Inside, it was clean and functional with one bedroom, an open kitchen, and a bathroom that just barely fit a shower stall.
“This is it,” he said, setting the shotgun by the door. “Not much, but it’s safe.”
Frankie hovered inside like she wasn’t sure if she should sit or bolt.
“You want food or sleep first?” he asked.
“Shower.” Her voice was hoarse as she glanced down at the soot smudging her arms, then turned her palms over. The backs of her hands were filthy, but it was the red, raw blisters on the tips of her left fingers that made him pause.
“Shit, Frankie, those look—”
“I’m fine,” she snapped, slotting her hands behind her back.
He watched her, taking a beat to see what she did next.
“I’ve had worse.” Sighing, she shrugged. “Burns come with my career choice. Well, it used to, anyway.”
Her voice was quieter and dull. Her fight was completely drained.
“Right. Shower it is then.” He stepped closer, and gently gripping her shoulders, guided her to the bathroom. “Take your time.”
He pulled a spare towel from the closet and handed it to her. “I’ll have food ready when you’re done.”
She didn’t argue, just gave a small nod, clutching the towel to her chest as she stepped inside and quietly shut the bathroom door.
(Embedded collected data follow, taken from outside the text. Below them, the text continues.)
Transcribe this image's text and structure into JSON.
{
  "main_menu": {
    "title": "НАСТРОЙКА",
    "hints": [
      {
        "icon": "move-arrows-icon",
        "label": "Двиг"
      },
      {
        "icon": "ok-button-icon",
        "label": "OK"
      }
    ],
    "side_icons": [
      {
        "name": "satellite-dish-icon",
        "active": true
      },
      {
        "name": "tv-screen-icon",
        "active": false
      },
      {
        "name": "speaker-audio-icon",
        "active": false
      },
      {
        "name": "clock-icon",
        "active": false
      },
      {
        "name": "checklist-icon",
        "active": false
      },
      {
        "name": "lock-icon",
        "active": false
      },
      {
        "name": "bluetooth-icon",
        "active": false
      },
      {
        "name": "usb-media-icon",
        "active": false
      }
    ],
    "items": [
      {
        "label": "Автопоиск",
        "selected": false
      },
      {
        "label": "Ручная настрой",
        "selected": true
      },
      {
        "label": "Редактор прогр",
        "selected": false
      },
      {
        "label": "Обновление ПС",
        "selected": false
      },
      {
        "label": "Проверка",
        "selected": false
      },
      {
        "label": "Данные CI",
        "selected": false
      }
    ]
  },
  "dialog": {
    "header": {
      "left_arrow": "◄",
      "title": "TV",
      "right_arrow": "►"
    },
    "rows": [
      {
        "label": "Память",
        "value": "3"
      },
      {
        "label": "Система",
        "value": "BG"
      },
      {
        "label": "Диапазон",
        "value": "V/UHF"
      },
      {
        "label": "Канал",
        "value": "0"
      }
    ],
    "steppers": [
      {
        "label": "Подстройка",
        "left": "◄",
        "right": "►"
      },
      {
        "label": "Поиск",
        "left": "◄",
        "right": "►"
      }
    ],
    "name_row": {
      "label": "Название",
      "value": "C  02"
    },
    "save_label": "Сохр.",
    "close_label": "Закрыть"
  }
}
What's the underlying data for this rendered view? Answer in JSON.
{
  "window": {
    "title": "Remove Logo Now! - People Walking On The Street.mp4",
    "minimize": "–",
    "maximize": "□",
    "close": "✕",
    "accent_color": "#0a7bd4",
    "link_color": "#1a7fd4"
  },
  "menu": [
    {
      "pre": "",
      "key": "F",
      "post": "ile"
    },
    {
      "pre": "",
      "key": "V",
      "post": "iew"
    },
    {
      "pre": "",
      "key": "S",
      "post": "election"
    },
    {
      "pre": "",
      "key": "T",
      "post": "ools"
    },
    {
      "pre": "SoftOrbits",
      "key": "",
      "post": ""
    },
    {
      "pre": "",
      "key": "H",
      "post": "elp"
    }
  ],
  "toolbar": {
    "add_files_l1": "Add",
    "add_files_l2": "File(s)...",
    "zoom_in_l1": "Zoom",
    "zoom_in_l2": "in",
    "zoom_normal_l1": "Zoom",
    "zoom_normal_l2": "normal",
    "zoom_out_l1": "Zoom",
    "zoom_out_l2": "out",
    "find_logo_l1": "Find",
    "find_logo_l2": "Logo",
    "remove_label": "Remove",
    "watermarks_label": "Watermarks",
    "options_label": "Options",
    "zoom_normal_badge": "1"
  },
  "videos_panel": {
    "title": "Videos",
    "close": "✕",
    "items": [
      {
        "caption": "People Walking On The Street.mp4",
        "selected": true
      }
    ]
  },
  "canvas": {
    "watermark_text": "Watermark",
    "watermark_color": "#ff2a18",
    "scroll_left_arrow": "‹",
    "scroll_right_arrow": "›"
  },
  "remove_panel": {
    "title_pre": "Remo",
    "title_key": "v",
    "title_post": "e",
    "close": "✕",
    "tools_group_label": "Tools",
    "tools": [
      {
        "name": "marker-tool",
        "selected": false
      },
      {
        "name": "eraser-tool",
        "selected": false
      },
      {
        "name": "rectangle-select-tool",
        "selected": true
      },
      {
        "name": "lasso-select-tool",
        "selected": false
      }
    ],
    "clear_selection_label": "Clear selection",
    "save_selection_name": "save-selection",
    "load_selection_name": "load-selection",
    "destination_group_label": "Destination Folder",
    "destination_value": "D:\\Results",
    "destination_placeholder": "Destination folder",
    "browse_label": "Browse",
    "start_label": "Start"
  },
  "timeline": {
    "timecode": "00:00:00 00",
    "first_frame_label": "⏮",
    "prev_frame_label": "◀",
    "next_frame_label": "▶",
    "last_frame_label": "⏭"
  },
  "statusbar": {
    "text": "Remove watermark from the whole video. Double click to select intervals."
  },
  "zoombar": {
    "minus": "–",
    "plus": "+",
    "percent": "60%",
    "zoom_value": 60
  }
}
The second the latch clicked, Stone darted into the bedroom and swept through it like a storm, ripping off the old sheets, tossing on fresh ones, cramming loose clothes into drawers, and kicking his boots into the closet. He fluffed the pillow, then punched it flat again.
What the hell are you doing? She’s not here for sex. You don’t need to impress her.
Still, the image of her barely ten feet away, water running and steam rising off her naked body was a hell of a thing to ignore.
Focus, dammit.
Exhaling hard, he stalked to the kitchen, pushing down the heat crawling up the back of his neck.
He yanked open the fridge, grabbed the container of leftover beef stew, dumped it into a pot, and turned the burner high.
Needing a distraction, he made both of them a strong coffee .
. . thinking way too much about how Frankie took her coffee.
By the time she emerged, the rich scent of pepper and slow-cooked meat filled the cabin.
She wore a pair of pale pink shorts and a plain black T-shirt, soft and worn thin with age. Thin enough to leave damn near nothing to the imagination. Her wet hair was slicked back, and her cheeks were flushed from the shower.
She looked fresher. Calmer.
And so goddamn beautiful it stole the air from his lungs.
She crossed the room with a slight limp and eased into the chair across from him without a word.
He slid the bowl toward her. “Eat.”
She picked up the spoon and nodded. “Thanks. I’m starving.”
“Well, eat up. There’s more if you want.” He grabbed a clean towel from the shelf. “My turn.”
He headed into the bathroom, peeling off his shirt as he went.
Under the spray, he scrubbed away the soot, the sweat, and the scent of fire clinging to his skin. But he couldn’t wash away his thoughts about her . . . the softness of her mouth. The steel in her spine. The brave, raw defiance in her eyes.
The way she’d stared him down over that damn leather-bound notebook, like she would fight to the death for it.
She was hurting and fighting it. Just like he did, every goddamned day.
She was broken, yet still strong.
And he wanted to help her more than he cared to admit.
No . . . needed to help her.
Which meant he was in a hell of a lot more trouble than he thought.